Metzinger points to the fact that idealistic philosophers have seen this clearly. And if representations of the real world are not fundamentally different from the other kinds of simulations and if all simulations are produced by the brain, it is only one step further to see all simulations, including the simulations of the real world, as kinds of hallucinations. However, there is an important difference between the other hallucinations and the hallucination of the world around us: A simulation of the real world is continuously checked and updated with new information, while the other hallucinations are not or only now and then. As Metzinger formulates it (p. 51), our images of the world around us are online hallucinations, while the other kinds of simulations are hallucinations offline.

Monday, April 05, 2010

The bucket of our mind

Some time ago I met a girl on the Internet who wanted to learn 60 languages. I told her that I wondered whether that is possible, for there are only a few geniuses in this world who are talented enough to learn 20 languages and who do not need much time to keep them up without much practice. Not to speak of learning even 60 languages. She wasn’t convinced.
Then she asked me for advice how “to gather as much knowledge of the world as possible”. Again, I was perplexed by her naivety. It looked as if she thought that there is a fixed quantity of knowledge and that the main barrier to know all there is are the limitations of our brain. It made me think of what Karl R. Popper calls in his Objective Knowledge the “commonsense theory of knowledge” or with a beautiful expression “the bucket theory of mind”. It is true, Popper’s theory is about how to get new knowledge of the world, things that we do not know yet, while the girl thought of things already known, but here the difference is not important.
The bucket theory of mind, as naively believed by many people, supposes, according to Popper, that “our mind is a bucket which is originally empty, or more or less so, and into this bucket material enters through our senses … and accumulates and becomes digested” (p. 61). And a few lines later Popper continues: “The important thesis of the bucket theory is that we learn most, if not all, of what we do learn through the entry of experience into our sense openings; so that all knowledge consists of information received through our senses; that is, by experience (ibid.; italics Popper).
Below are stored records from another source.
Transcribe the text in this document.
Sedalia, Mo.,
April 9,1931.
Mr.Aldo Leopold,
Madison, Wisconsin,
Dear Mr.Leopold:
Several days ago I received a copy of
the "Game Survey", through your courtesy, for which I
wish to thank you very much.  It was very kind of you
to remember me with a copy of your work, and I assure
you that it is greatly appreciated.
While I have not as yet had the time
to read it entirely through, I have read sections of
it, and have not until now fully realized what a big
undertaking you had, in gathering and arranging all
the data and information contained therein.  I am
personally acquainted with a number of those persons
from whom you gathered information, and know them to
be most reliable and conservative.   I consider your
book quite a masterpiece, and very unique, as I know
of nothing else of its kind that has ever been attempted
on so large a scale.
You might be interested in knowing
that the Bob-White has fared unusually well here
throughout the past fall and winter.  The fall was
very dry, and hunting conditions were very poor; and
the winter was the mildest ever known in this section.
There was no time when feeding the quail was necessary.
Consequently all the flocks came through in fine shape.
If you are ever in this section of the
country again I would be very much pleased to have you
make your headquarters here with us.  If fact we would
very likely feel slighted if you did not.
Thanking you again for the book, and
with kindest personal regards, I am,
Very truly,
There are many reasons why this theory is not correct, but what is important here is that it supposes that “knowledge is conceived as consisting of things, or thing-like entities in our bucket” (p. 62), and in the case of the girl in the buckets of other people. Knowledge is something that there is in this view. If we want to know, we simply have to collect what there is. However, using the photographic analogy again, light that passes the lens of a camera and touches the film or sensor, does not simply makes an image of the world as it is. How the picture looks like depends on the type of lens, the quality of the lens, the type of film or sensor, whether there is a filter on the lens, how the film is processed or how the settings of our photo program are, and so on. So it is also with our senses and brain. What we see does not only depend on the information that reaches our senses but also on what we want to see, hear or feel and on our selection mechanisms. We often do not hear background noise, for instance, or, when we are concentrating on a point in our field of vision, we do not see a lot of other things there. Moreover, we often interpret what we think to see in the wrong way, we ignore things because they are not relevant for us, we fit new knowledge in what we already know, and when it does not fit, we often change the new knowledge or the old one. In short, knowledge is not something that exists as such but something that is made with the help of the information that reaches our senses and brain. We can even guide this process by asking questions and by systematically looking for answers in the world around us. That’s what a researcher does, for instance. Knowledge is not something that simply fills the bucket of our mind. It is quite the reverse: knowledge does not exist as such, once discovered, but it is constructed and continuously adapted and reconstructed by the processes in our senses and brains.